Father also argues that he was not obligated to maintain medical insurance for his son because the dissolution judgment states that mother "intends to obtain coverage for the minor child through Minnesota Care or medical assistance, " which means that mother was required to apply for both Minnesota Care and medical assistance. Father contends that because the record does not indicate that mother ever applied for coverage through Minnesota Care, his obligation to obtain health insurance was never triggered.

Mother argues that the issue of whether she was obligated to apply for Minnesota Care is not properly before this court because it was raised for the first time on appeal. Before the district court, father argued only that he was not liable for any expenses incurred as a result of the January 2012 hospitalization because, at that time, his son was 18 years old and no longer attending school. "[A] reviewing court generally may consider only those issues that the record shows were presented to and considered by the [district] court." Funchess v. Cecil Newman Corp., 632 N.W.2d 666, 673 (Minn. 2001). "Nor may a party obtain review by raising the same general issue litigated [before the district court] but under a different theory." Thiele v. Stich, 425 N.W.2d 580, 582 (Minn. 1988).

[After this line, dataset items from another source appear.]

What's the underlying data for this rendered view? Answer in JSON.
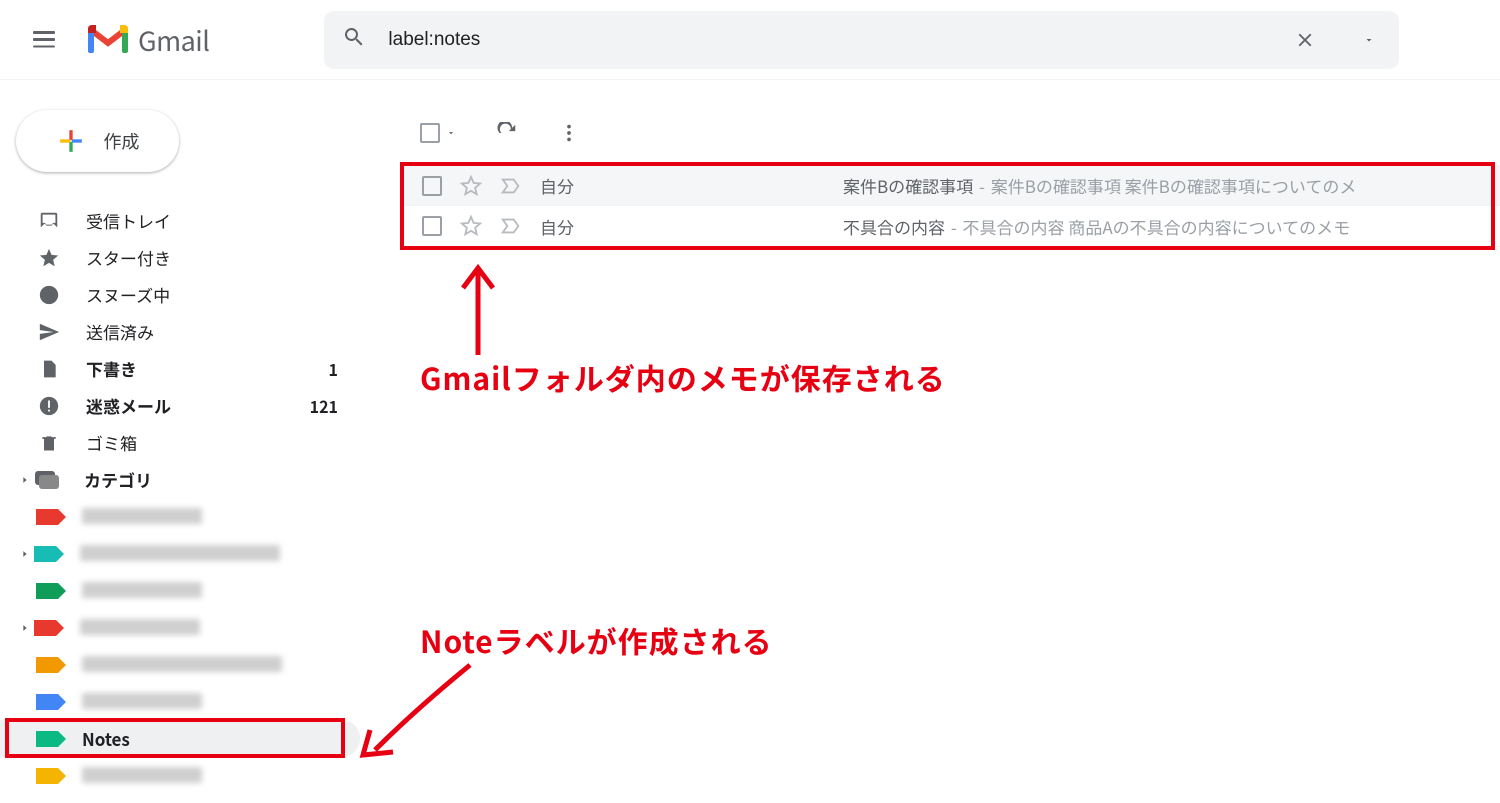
{
  "header": {
    "app_name": "Gmail",
    "search_value": "label:notes"
  },
  "sidebar": {
    "compose_label": "作成",
    "items": [
      {
        "label": "受信トレイ",
        "count": ""
      },
      {
        "label": "スター付き",
        "count": ""
      },
      {
        "label": "スヌーズ中",
        "count": ""
      },
      {
        "label": "送信済み",
        "count": ""
      },
      {
        "label": "下書き",
        "count": "1",
        "bold": true
      },
      {
        "label": "迷惑メール",
        "count": "121",
        "bold": true
      },
      {
        "label": "ゴミ箱",
        "count": ""
      },
      {
        "label": "カテゴリ",
        "count": "",
        "bold": true
      }
    ],
    "notes_label": "Notes"
  },
  "label_colors": {
    "red": "#e8392e",
    "cyan": "#17bcb5",
    "green": "#0f9d58",
    "orange": "#f29900",
    "blue": "#4285f4",
    "emerald": "#0bba82",
    "yellow": "#f4b400"
  },
  "mails": [
    {
      "sender": "自分",
      "subject": "案件Bの確認事項",
      "snippet": "案件Bの確認事項 案件Bの確認事項についてのメ"
    },
    {
      "sender": "自分",
      "subject": "不具合の内容",
      "snippet": "不具合の内容 商品Aの不具合の内容についてのメモ"
    }
  ],
  "annotations": {
    "top": "Gmailフォルダ内のメモが保存される",
    "bottom": "Noteラベルが作成される"
  }
}
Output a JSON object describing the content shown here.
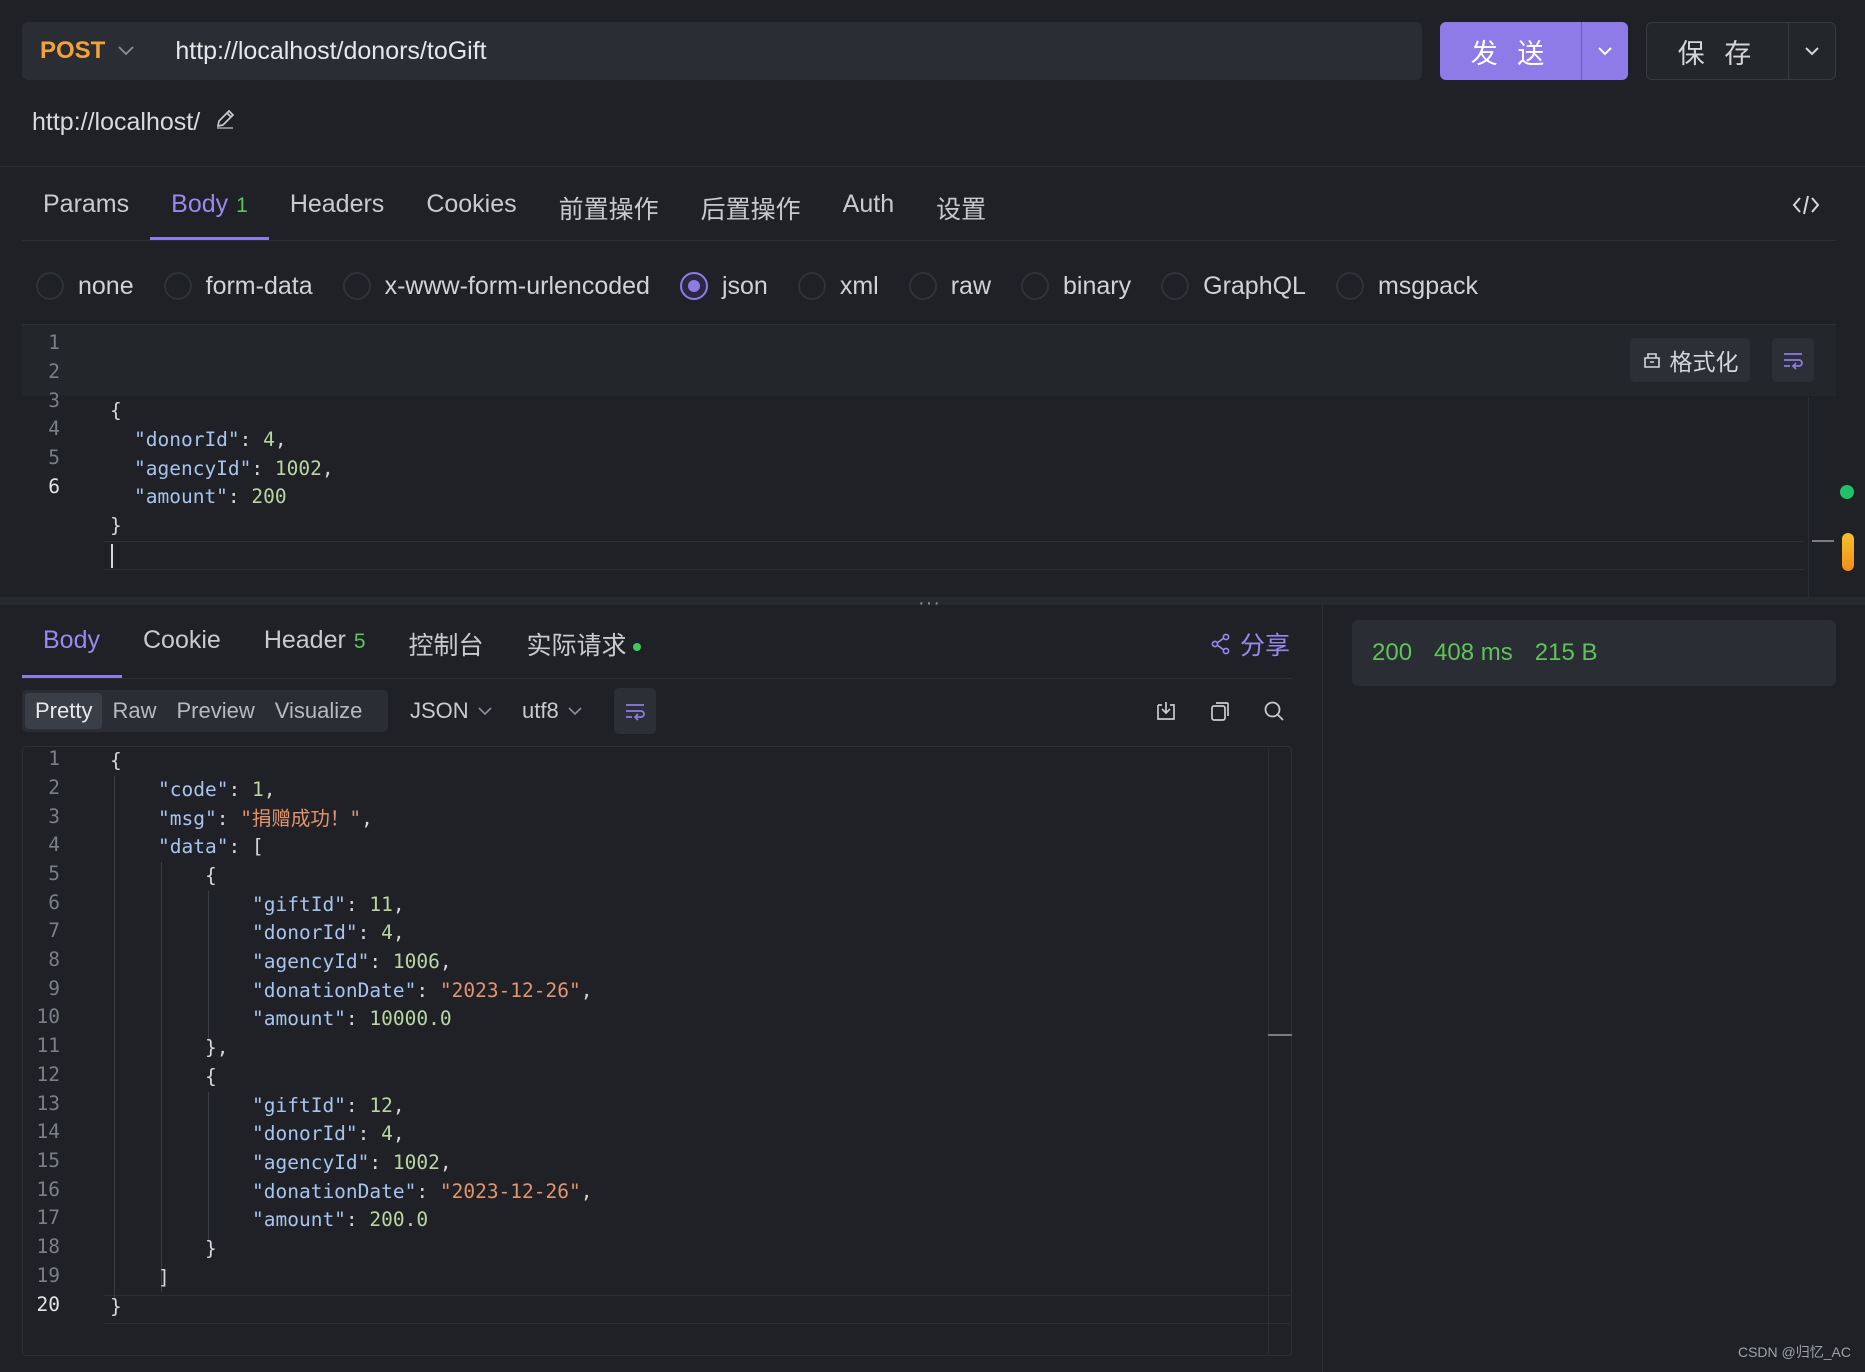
{
  "url_bar": {
    "method": "POST",
    "url": "http://localhost/donors/toGift",
    "send_label": "发 送",
    "save_label": "保 存"
  },
  "base_url": "http://localhost/",
  "request_tabs": [
    {
      "label": "Params"
    },
    {
      "label": "Body",
      "badge": "1",
      "active": true
    },
    {
      "label": "Headers"
    },
    {
      "label": "Cookies"
    },
    {
      "label": "前置操作"
    },
    {
      "label": "后置操作"
    },
    {
      "label": "Auth"
    },
    {
      "label": "设置"
    }
  ],
  "body_types": [
    "none",
    "form-data",
    "x-www-form-urlencoded",
    "json",
    "xml",
    "raw",
    "binary",
    "GraphQL",
    "msgpack"
  ],
  "body_type_selected": "json",
  "format_label": "格式化",
  "request_body": {
    "line_numbers": [
      "1",
      "2",
      "3",
      "4",
      "5",
      "6"
    ],
    "k_donorId": "\"donorId\"",
    "v_donorId": "4",
    "k_agencyId": "\"agencyId\"",
    "v_agencyId": "1002",
    "k_amount": "\"amount\"",
    "v_amount": "200"
  },
  "response_tabs": [
    {
      "label": "Body",
      "active": true
    },
    {
      "label": "Cookie"
    },
    {
      "label": "Header",
      "badge": "5"
    },
    {
      "label": "控制台"
    },
    {
      "label": "实际请求",
      "dot": true
    }
  ],
  "share_label": "分享",
  "status": {
    "code": "200",
    "time": "408 ms",
    "size": "215 B"
  },
  "view_modes": [
    "Pretty",
    "Raw",
    "Preview",
    "Visualize"
  ],
  "view_selected": "Pretty",
  "format_select": "JSON",
  "encoding_select": "utf8",
  "response_body": {
    "line_numbers": [
      "1",
      "2",
      "3",
      "4",
      "5",
      "6",
      "7",
      "8",
      "9",
      "10",
      "11",
      "12",
      "13",
      "14",
      "15",
      "16",
      "17",
      "18",
      "19",
      "20"
    ],
    "k_code": "\"code\"",
    "v_code": "1",
    "k_msg": "\"msg\"",
    "v_msg": "\"捐赠成功！\"",
    "k_data": "\"data\"",
    "items": [
      {
        "k_giftId": "\"giftId\"",
        "v_giftId": "11",
        "k_donorId": "\"donorId\"",
        "v_donorId": "4",
        "k_agencyId": "\"agencyId\"",
        "v_agencyId": "1006",
        "k_donationDate": "\"donationDate\"",
        "v_donationDate": "\"2023-12-26\"",
        "k_amount": "\"amount\"",
        "v_amount": "10000.0"
      },
      {
        "k_giftId": "\"giftId\"",
        "v_giftId": "12",
        "k_donorId": "\"donorId\"",
        "v_donorId": "4",
        "k_agencyId": "\"agencyId\"",
        "v_agencyId": "1002",
        "k_donationDate": "\"donationDate\"",
        "v_donationDate": "\"2023-12-26\"",
        "k_amount": "\"amount\"",
        "v_amount": "200.0"
      }
    ]
  },
  "watermark": "CSDN @归忆_AC",
  "colors": {
    "accent": "#8f7be8",
    "method": "#f0a33a",
    "success": "#5ec45a",
    "string": "#e2946e",
    "key": "#a7c4ee",
    "number": "#b9d6a2"
  },
  "icons": [
    "chevron-down-icon",
    "edit-pencil-icon",
    "code-icon",
    "format-icon",
    "wrap-icon",
    "share-icon",
    "download-icon",
    "copy-icon",
    "search-icon"
  ]
}
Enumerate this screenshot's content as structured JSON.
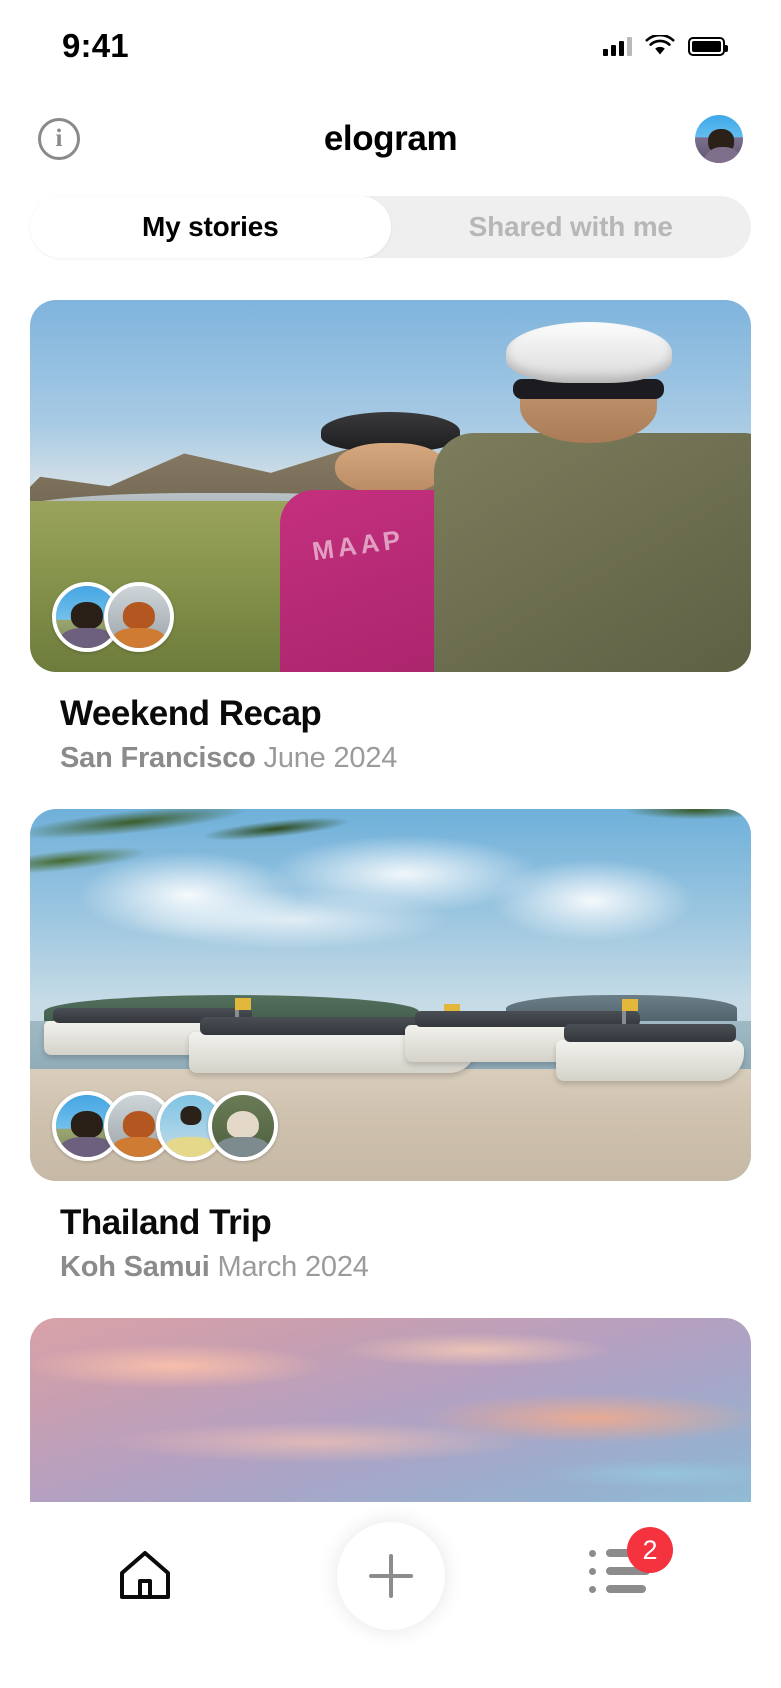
{
  "status_bar": {
    "time": "9:41",
    "cellular_icon": "signal-bars-icon",
    "wifi_icon": "wifi-icon",
    "battery_icon": "battery-full-icon"
  },
  "nav": {
    "info_icon": "info-icon",
    "info_glyph": "i",
    "title": "elogram",
    "profile_avatar": "profile-avatar"
  },
  "segmented_control": {
    "tabs": [
      {
        "label": "My stories",
        "active": true
      },
      {
        "label": "Shared with me",
        "active": false
      }
    ]
  },
  "stories": [
    {
      "title": "Weekend Recap",
      "place": "San Francisco",
      "date": "June 2024",
      "participant_count": 2
    },
    {
      "title": "Thailand Trip",
      "place": "Koh Samui",
      "date": "March 2024",
      "participant_count": 4
    },
    {
      "title": "",
      "place": "",
      "date": "",
      "participant_count": 0
    }
  ],
  "bottom_bar": {
    "home_icon": "home-icon",
    "create_icon": "plus-icon",
    "activity_icon": "list-icon",
    "activity_badge": "2"
  },
  "colors": {
    "badge_red": "#f5333f",
    "segment_track": "#efefef",
    "active_text": "#000000",
    "inactive_text": "#b7b7b7",
    "place_text": "#8b8b8b",
    "date_text": "#9b9b9b"
  }
}
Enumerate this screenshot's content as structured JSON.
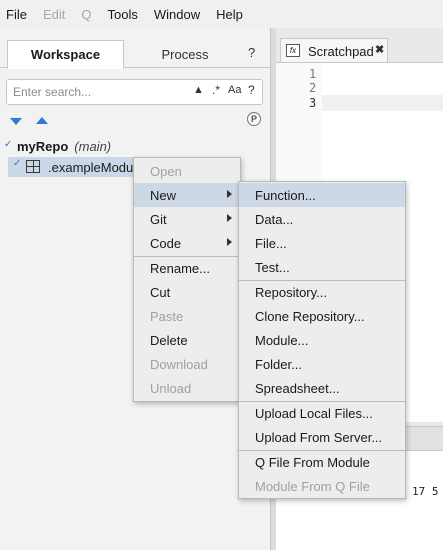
{
  "menubar": [
    {
      "label": "File",
      "enabled": true
    },
    {
      "label": "Edit",
      "enabled": false
    },
    {
      "label": "Q",
      "enabled": false
    },
    {
      "label": "Tools",
      "enabled": true
    },
    {
      "label": "Window",
      "enabled": true
    },
    {
      "label": "Help",
      "enabled": true
    }
  ],
  "left_panel": {
    "tabs": {
      "active": "Workspace",
      "inactive": "Process"
    },
    "help": "?",
    "search": {
      "placeholder": "Enter search...",
      "value": "",
      "regex": ".*",
      "case": "Aa",
      "help": "?"
    },
    "p_icon": "P",
    "tree": {
      "repo_name": "myRepo",
      "branch": "(main)",
      "module": ".exampleModule"
    }
  },
  "editor": {
    "tab_label": "Scratchpad",
    "tab_icon": "fx",
    "lines": [
      "1",
      "2",
      "3"
    ]
  },
  "console_output": "17 5",
  "context_menu": {
    "items": [
      "Open",
      "New",
      "Git",
      "Code",
      "Rename...",
      "Cut",
      "Paste",
      "Delete",
      "Download",
      "Unload"
    ],
    "disabled": [
      "Open",
      "Paste",
      "Download",
      "Unload"
    ],
    "with_submenu": [
      "New",
      "Git",
      "Code"
    ],
    "highlighted": "New"
  },
  "new_submenu": {
    "items": [
      "Function...",
      "Data...",
      "File...",
      "Test...",
      "Repository...",
      "Clone Repository...",
      "Module...",
      "Folder...",
      "Spreadsheet...",
      "Upload Local Files...",
      "Upload From Server...",
      "Q File From Module",
      "Module From Q File"
    ],
    "disabled": [
      "Module From Q File"
    ],
    "highlighted": "Function..."
  },
  "colors": {
    "accent": "#2d7bd1",
    "selection": "#cbd7e6",
    "menu_bg": "#ededed"
  }
}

Mother argued at the hearing before the district court "that under the judgment and decree [she] was obligated to apply for medical assistance or [Minnesota] Care, and she did . . . so. And if she was refused that then [father] was obligated to purchase health insurance for the minor child." The district court's decision was based on father's obligation to obtain health insurance. The district court found: "[Mother] attempted on multiple occasions to obtain public medical insurance for [the son] and was denied. She informed [father] of this fact but he refused to obtain insurance for [the son] through his employer." Because mother specifically argued that she was obligated to apply for medical assistance or Minnesota Care to trigger father's obligation to provide insurance, and father did not argue that his obligation did not arise until mother applied for both medical assistance and Minnesota Care, father has waived the issue of whether mother was obligated to also apply for Minnesota Care. See id. (stating that date cause of action accrued not properly before reviewing court when plaintiff failed to challenge defendant's argument on date cause of action accrued).

II.

Minn. Stat. § 518.14, subd. 1 (2012) allows an award of conduct-based attorney fees "against a party who unreasonably contributes to the length or expense of the proceeding." A conduct-based attorney-fee award is reviewed for an abuse of discretion. Brodsky v. Brodsky, 753 N.W.2d 471, 476 (Minn.App. 2007).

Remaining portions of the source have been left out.